St. Albert is considering using one-time money to bring down impending tax increases, though one councillor says it could bring better benefits if invested in long-term initiatives.
St. Albert’s stabilization reserve — which is used for unanticipated, one-time events — reached low levels in 2021, but was later restored in February by an annual surplus. Now, the reserve has reached $8.3 million in uncommitted funding levels due to a $3.9-million municipal operating support transfer (MOST) funding received from the province to help shoulder the cost of COVID impacts.
City administration is recommending using the MOST funds over the next two to three years to offset the tax rate. Administration is currently working to bring the 2023 tax increase down from a projected 8.2 per cent, and high increases are also anticipated for 2024 and 2025.
“It’s the proverbial rainy day fund, and it’s definitely raining,” said Diane McMordie, the city’s director of finance.
The reserve has been used by council in recent years for expenses such as paying Edmonton Global fees ($65,000); a review of the city’s municipal naming policy ($325,000); a library internal audit ($100,000); a top-off to fund the non-profit Stop Abuse in Families (SAIF); and for a currently unnamed infrastructure investment (council gave an "infrastructure investment" $300,000 in 2021, and $300,000 in 2022).
Council discussed using the stabilization reserve funding and other options to decrease the 2023 tax levy during an Aug. 16 meeting.
Using some of the funding can buy the city “some time to properly assess options for services/service levels to ensure that we are making the best-informed decisions,” an administrative backgrounder included with the meeting said.
However, the funds within the reserve might be needed to support the assessment of service levels. For this reason, administration is only recommending council use the MOST funding to address the tax levy, and leave the remainder of the funds intact.
Funds for investment
Coun. Sheena Hughes said during the Aug. 16 discussion the MOST funding should be looked at for infrastructure investment.
Hughes noted that the city has already applied provincial COVID funding to the tax base in the past, for example in 2021 the city used $2.5 million in one-time COVID-relief funding to offset the tax levy.
“We just keep kicking this can down the road, and it’s going to come back to bite us,” Hughes said. “I’d rather put [MOST funding] towards getting something that’s going to give us actual results as opposed to just delaying the pain.
“We need to be looking at the larger picture here and not just the short term.”
McMordie said in an interview it is certainly within council’s purview to use the reserve as they wish, though noted policy outlines what the reserve is for: unanticipated, one-off events, and helping the city navigate difficult economic cycles.
“We were honestly quite fortunate to get that money from the province,” McMordie said, noting St. Albert took swift action when the COVID pandemic began in 2020 to manage the city’s deficit to the point where it became a surplus.
McMordie said other communities were unable to achieve that level of management, and subsequently spent their MOST funding, whereas St. Albert was able to apply it towards later years.
Disaster relief
During a March 21 council meeting, Trevor Duley, St. Albert’s manager of government relations, informed council of a disaster-recovery cost the province announced would become a municipal expense as part of its 2021 budget.
While in previous years, the province would foot the bill for natural disasters, 10 per cent of those costs will now be the responsibility of municipalities.
McMordie said the city is currently in the process of conducting a general review of its reserves, and specifically the stabilization reserve, to plan for how to manage a potential future disaster.

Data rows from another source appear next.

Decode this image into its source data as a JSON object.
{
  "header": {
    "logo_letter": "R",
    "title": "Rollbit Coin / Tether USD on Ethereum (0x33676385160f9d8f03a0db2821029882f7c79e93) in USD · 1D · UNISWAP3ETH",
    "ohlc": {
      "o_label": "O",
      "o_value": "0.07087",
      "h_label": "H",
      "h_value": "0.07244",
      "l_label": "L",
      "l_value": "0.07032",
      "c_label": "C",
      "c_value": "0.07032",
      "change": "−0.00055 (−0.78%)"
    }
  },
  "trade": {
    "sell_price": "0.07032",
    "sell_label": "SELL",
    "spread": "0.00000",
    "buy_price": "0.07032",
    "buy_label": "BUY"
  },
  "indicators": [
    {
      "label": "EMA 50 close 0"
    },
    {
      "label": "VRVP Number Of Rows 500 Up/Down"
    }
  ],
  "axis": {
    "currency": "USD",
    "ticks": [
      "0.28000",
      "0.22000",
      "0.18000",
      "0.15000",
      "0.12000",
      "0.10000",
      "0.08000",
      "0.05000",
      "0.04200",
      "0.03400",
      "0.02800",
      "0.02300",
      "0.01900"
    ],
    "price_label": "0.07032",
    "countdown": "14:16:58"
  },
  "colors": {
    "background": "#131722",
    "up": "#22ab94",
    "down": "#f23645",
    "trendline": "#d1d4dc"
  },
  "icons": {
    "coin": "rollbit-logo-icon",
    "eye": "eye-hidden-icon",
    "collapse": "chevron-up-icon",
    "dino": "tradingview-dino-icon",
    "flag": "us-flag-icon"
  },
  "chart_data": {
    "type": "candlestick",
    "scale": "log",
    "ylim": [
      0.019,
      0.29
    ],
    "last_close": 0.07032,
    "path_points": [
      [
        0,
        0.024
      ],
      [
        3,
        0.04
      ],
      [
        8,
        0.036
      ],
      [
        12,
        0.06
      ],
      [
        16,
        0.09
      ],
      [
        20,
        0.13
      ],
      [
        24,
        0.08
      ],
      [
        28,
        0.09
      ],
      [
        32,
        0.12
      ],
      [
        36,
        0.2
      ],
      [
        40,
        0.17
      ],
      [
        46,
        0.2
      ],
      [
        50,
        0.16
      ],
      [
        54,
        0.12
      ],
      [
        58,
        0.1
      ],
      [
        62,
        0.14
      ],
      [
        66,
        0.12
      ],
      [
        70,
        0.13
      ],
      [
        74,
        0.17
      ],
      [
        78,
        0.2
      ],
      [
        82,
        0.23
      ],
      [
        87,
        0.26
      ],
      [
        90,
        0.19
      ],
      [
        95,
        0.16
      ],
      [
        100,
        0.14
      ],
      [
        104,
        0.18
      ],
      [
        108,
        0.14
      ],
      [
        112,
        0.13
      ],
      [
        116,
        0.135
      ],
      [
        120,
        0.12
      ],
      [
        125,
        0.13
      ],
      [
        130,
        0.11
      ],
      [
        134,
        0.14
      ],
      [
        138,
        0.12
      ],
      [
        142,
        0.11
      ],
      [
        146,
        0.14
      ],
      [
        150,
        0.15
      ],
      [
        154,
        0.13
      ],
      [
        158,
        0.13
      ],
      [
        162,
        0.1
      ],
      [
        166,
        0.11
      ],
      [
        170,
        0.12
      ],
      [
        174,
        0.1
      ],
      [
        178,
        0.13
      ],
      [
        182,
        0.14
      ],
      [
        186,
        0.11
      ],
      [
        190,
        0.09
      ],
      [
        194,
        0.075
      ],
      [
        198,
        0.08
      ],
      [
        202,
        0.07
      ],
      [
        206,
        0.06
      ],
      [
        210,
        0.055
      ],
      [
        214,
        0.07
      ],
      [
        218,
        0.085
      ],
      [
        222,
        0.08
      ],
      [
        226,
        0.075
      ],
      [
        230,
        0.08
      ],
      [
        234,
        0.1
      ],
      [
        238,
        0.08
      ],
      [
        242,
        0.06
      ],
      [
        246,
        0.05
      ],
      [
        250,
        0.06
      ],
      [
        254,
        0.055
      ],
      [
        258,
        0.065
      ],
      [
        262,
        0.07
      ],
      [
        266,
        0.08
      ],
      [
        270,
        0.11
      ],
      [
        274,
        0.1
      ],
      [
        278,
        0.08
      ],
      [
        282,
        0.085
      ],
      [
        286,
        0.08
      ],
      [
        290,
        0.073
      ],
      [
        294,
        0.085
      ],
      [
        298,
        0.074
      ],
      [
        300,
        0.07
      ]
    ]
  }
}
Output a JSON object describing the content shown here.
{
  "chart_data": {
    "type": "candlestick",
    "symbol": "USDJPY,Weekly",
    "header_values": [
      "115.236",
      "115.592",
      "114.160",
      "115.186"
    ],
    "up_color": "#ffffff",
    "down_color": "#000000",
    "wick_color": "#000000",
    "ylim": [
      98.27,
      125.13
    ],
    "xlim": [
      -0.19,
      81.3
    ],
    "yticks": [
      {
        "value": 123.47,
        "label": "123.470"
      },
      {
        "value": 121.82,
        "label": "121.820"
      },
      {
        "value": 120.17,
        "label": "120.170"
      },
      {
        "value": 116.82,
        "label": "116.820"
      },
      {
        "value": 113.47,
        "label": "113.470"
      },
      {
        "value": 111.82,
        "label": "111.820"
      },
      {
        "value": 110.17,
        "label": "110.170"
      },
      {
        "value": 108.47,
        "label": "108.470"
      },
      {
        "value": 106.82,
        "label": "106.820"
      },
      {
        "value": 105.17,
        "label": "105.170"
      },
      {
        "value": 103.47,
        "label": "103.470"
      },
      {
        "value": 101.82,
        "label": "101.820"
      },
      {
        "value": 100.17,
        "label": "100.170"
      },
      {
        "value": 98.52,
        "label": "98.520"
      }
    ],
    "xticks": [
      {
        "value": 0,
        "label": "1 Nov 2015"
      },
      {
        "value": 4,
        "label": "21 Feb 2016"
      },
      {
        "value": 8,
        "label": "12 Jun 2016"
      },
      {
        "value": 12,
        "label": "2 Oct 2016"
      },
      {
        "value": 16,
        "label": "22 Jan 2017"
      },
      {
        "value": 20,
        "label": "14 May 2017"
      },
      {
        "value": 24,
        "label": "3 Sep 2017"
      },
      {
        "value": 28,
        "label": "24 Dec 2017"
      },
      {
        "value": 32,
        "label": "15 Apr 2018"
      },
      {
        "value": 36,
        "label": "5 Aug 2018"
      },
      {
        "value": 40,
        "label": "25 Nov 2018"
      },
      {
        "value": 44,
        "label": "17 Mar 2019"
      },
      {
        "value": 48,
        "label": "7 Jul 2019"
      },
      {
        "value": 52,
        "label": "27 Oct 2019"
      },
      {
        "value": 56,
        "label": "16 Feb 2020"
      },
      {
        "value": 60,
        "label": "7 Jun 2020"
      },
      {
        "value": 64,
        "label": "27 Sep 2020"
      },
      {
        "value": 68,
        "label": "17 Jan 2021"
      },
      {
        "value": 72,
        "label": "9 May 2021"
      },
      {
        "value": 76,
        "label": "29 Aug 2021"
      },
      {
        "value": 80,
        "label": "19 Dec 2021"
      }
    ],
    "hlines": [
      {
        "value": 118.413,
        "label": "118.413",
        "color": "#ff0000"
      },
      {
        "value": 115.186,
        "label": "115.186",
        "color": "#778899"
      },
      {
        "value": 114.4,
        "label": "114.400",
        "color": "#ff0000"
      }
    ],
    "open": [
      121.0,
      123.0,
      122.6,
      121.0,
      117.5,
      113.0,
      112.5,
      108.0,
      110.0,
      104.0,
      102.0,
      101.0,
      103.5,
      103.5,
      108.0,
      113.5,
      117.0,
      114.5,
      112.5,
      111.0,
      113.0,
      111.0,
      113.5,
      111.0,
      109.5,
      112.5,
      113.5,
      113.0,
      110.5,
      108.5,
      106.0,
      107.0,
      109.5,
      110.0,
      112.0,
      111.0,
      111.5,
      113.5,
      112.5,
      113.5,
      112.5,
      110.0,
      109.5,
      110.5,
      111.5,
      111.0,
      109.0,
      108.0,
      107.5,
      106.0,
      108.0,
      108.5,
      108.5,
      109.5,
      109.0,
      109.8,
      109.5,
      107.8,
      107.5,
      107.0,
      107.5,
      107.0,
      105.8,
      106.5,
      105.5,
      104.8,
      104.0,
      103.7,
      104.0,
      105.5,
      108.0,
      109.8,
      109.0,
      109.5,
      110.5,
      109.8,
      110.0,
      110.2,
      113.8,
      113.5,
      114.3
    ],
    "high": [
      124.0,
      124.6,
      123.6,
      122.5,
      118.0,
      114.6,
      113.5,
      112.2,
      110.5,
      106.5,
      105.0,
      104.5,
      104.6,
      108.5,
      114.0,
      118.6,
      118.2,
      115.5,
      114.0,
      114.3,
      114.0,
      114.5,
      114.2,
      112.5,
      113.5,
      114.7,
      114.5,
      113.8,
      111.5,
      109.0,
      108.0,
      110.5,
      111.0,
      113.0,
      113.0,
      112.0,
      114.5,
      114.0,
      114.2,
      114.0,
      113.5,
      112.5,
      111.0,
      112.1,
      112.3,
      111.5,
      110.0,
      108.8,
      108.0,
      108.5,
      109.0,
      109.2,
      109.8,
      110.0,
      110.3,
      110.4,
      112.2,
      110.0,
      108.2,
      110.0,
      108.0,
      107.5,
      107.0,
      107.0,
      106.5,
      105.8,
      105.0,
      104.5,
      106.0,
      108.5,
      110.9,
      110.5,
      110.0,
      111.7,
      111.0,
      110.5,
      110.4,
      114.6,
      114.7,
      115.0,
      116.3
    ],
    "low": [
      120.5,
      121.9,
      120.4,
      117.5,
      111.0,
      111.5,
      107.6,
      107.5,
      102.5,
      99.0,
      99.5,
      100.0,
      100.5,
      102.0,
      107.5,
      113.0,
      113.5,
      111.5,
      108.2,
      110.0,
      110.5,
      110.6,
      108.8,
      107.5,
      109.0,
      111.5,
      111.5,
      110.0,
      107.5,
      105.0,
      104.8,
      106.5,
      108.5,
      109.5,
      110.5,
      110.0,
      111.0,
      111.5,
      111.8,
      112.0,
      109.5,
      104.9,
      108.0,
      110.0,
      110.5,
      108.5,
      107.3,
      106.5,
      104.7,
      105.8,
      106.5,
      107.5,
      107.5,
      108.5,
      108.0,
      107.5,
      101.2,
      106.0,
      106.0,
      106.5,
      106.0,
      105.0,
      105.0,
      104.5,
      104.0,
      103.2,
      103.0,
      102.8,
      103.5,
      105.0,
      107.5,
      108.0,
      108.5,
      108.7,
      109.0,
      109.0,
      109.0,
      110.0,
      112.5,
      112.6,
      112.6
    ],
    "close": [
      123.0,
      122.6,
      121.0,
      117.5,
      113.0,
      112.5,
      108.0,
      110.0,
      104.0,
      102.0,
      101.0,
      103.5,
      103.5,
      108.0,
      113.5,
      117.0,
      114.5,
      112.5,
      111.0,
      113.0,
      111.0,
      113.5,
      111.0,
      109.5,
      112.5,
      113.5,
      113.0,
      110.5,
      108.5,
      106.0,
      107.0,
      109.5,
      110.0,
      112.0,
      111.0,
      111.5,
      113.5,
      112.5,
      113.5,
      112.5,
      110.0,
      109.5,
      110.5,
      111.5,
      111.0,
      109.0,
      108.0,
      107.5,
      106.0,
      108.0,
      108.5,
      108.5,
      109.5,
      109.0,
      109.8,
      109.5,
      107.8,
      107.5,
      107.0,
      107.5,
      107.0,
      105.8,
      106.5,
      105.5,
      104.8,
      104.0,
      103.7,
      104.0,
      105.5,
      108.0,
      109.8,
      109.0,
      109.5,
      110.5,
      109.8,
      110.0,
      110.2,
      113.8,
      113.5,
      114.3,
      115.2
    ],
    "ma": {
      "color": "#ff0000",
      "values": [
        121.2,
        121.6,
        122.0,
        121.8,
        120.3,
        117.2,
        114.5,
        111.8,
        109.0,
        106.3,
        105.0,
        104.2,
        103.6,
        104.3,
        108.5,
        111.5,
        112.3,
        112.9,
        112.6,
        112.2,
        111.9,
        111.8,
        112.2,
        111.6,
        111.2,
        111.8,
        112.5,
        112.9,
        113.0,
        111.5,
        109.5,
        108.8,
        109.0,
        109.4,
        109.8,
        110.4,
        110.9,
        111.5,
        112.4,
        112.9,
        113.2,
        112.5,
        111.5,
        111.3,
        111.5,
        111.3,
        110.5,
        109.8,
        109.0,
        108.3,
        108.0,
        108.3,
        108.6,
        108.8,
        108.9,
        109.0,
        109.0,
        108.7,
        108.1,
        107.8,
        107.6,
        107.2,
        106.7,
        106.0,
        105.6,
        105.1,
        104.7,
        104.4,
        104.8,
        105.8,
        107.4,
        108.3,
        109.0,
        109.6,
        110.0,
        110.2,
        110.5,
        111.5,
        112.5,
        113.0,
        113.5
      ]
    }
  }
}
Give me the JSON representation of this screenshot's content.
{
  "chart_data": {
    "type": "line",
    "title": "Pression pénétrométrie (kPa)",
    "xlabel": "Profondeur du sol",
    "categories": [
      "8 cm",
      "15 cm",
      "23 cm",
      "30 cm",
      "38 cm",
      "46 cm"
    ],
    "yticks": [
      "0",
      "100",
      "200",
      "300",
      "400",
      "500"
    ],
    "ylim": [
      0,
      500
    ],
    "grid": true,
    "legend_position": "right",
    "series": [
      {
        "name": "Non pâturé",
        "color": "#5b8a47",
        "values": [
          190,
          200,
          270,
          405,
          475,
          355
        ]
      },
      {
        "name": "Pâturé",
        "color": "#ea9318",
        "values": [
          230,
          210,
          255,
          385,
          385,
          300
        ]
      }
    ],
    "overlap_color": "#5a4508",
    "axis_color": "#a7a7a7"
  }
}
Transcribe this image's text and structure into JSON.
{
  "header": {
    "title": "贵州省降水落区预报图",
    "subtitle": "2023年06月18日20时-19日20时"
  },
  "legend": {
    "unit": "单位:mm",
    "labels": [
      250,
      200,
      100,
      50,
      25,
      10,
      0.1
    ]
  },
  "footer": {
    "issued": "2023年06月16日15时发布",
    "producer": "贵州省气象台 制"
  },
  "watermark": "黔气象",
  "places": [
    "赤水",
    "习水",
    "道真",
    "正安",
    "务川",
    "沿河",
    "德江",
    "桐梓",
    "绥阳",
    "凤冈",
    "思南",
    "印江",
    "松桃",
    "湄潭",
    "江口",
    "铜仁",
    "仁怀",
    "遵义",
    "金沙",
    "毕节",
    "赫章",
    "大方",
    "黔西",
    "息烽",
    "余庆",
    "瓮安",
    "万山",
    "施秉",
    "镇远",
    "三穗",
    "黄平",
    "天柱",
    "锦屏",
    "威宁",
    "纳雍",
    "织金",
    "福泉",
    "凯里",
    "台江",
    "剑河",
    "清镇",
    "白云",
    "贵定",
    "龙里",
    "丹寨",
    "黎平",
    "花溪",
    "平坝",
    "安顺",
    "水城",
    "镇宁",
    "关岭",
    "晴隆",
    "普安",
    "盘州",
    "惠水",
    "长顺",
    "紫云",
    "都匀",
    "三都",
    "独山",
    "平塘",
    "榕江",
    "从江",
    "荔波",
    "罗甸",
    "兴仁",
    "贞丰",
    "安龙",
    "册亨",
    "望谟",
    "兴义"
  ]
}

Currently, St. Albert’s stabilization reserve has a maximum balance rather than a minimum. McMordie said the review will look at best practice for how much the reserve should carry, and whether it should be funded through alternative means — currently, the reserve is only funded through annual surpluses.
McMordie said continuing to become leaner — as the city is in the process of doing to mitigate future tax increases — might have consequences for the stabilization reserve.
“As we get leaner and tighter, our chances of surpluses are going down, or they’re likely going to be smaller in the future,” McMordie said. "This means that we’re limiting our ability to replenish that fund, which is concerning."
When asked in an email to elaborate on why this is the case, McMordie said the city has reduced the tools at its disposable to deal with unanticipated events as it has tightened its budget in past years.
“We have also stretched our non-tax revenue budgets for things such as planning and development fees and anticipated fine revenues,” McMordie said.
“With reduced expense budgets and increased non-tax revenue targets, we are at greater risk for lower than historical surpluses.”